L’album commence avec la voix d’Alain Brunet, organique, qui délivre un bref extrait d’un poème de Paul Eluard Exil, juste avant qu’il ne s’empare de la trompette et nous entraîne dans cet album au titre significatif et résolument engagé Migrations.

Avec « The Clock » et « Désert », les deux premiers morceaux composés par le guitariste Jean Gros, l’évasion sonore s’appuie autant sur le son clair et puissant de la trompette que la cadence solide et subtile de Pascal Bouterin. À la basse et aux voix, Luis Manreza nourrit cette transe persistante. Tout au long de ce troisième opus, écrit et composé par le quartet au complet, l’errance, c’est celle du courant invisible qui s’étend au dessus des rythmes, portés par les voix, le cuivre, les percussions, et qui accompagne l’être humain.

Des couleurs surviennent qui rappellent un lieu, une halte, un échange. Les routes les plus séduisantes se transforment en espaces âpres et solitaires. Le rock et le jazz psychédéliques s’échappent, devenus à leur tour sujet de la migration. Le pluriel vaut pour tous les paliers, ceux que les musiciens aussi gravissent entre deux étages. Le paysage se resserre, la piste d’atterrissage sur fond de guitare conduit à une scène, un bar, une table. Alain Brunet a écrit un texte qui introduit le titre éponyme de l’album « Migrations ». Pour des musiciens qui parcourent le monde, l’indifférence est impossible et ils tiennent à dénoncer la folie qui se déroule devant nos yeux à tous. La tonalité est voulue, dérangeante. Elle suspend l’écoute et pourrait même l’interrompre. Il y a donc dans l’album un passage délibéré pour que la parole ne soit pas reléguée à un tour de piste sur scène entre deux titres. C’est ce que l’on voudrait ne pas trouver dans un album de jazz qui finalement retient l’attention et fait passer le message. 

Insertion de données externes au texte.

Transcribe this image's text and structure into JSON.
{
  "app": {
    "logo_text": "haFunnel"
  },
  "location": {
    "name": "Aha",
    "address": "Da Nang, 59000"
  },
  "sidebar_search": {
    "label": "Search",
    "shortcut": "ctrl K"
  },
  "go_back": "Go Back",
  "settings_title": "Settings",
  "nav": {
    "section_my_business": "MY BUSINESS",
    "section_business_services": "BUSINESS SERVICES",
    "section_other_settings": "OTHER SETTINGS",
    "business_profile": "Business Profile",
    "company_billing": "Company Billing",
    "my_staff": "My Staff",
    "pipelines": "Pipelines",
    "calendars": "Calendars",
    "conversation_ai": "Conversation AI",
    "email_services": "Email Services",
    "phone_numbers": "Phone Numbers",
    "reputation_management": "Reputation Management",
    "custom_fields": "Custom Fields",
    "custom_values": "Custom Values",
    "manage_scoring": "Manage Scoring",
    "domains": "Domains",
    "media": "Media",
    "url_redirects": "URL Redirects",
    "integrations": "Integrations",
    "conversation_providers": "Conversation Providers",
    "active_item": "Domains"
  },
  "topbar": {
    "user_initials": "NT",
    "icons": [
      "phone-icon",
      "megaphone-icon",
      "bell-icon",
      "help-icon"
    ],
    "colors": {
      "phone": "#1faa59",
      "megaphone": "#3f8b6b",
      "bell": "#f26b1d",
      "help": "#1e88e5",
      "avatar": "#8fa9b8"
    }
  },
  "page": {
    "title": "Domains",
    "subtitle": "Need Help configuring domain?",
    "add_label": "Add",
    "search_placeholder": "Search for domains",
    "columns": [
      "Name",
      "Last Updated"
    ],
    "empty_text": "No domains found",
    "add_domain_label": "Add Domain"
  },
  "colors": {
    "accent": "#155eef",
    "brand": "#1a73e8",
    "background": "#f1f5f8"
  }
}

À l’origine de la formation, il y a la rencontre de Pascal Bouterin, revenu d’un voyage au Togo avec dans ses bagages la naissance et le nom du groupe Akpé (« merci »), avec Alain Brunet en 2008. La musique est par essence nomade et les quatre musiciens ont à leur actif de nombreuses participations dans des orchestres aussi différents les uns que les autres, dans de multiples pays. Ensemble, ils ont entrepris de redéfinir la transe méditation (qui est aussi un instrument redoutable de Pascal Bouterin) alliée à l’inspiration électrique de Miles Davis. C’est loin d’être une boutade. Le son de Brunet, connu pour sa culture jazz, a envahi de nombreux albums, scènes, festivals, à travers le monde. Compositeur, soliste, chef de plusieurs orchestres, il a été entre autres membre du sextet de Prince Lawsha, de 1996 jusqu’à sa mort en 2008, et a signé sur pratiquement tous ses albums. Le quartet est à l’image de sa discrétion, il n’y a pas de bruit dans cet album, il y a de la pulsion, du groove et de la liberté. C’est peut-être l’esprit de Miles, le jazz qui sans être musicalement « free » n’a rien de gratuit. 

Alain Brunet (trompette, bugle et voix), Jean Gros (guitare), Luis Manresa (basse et voix), Pascal Bouterin (batterie et voix)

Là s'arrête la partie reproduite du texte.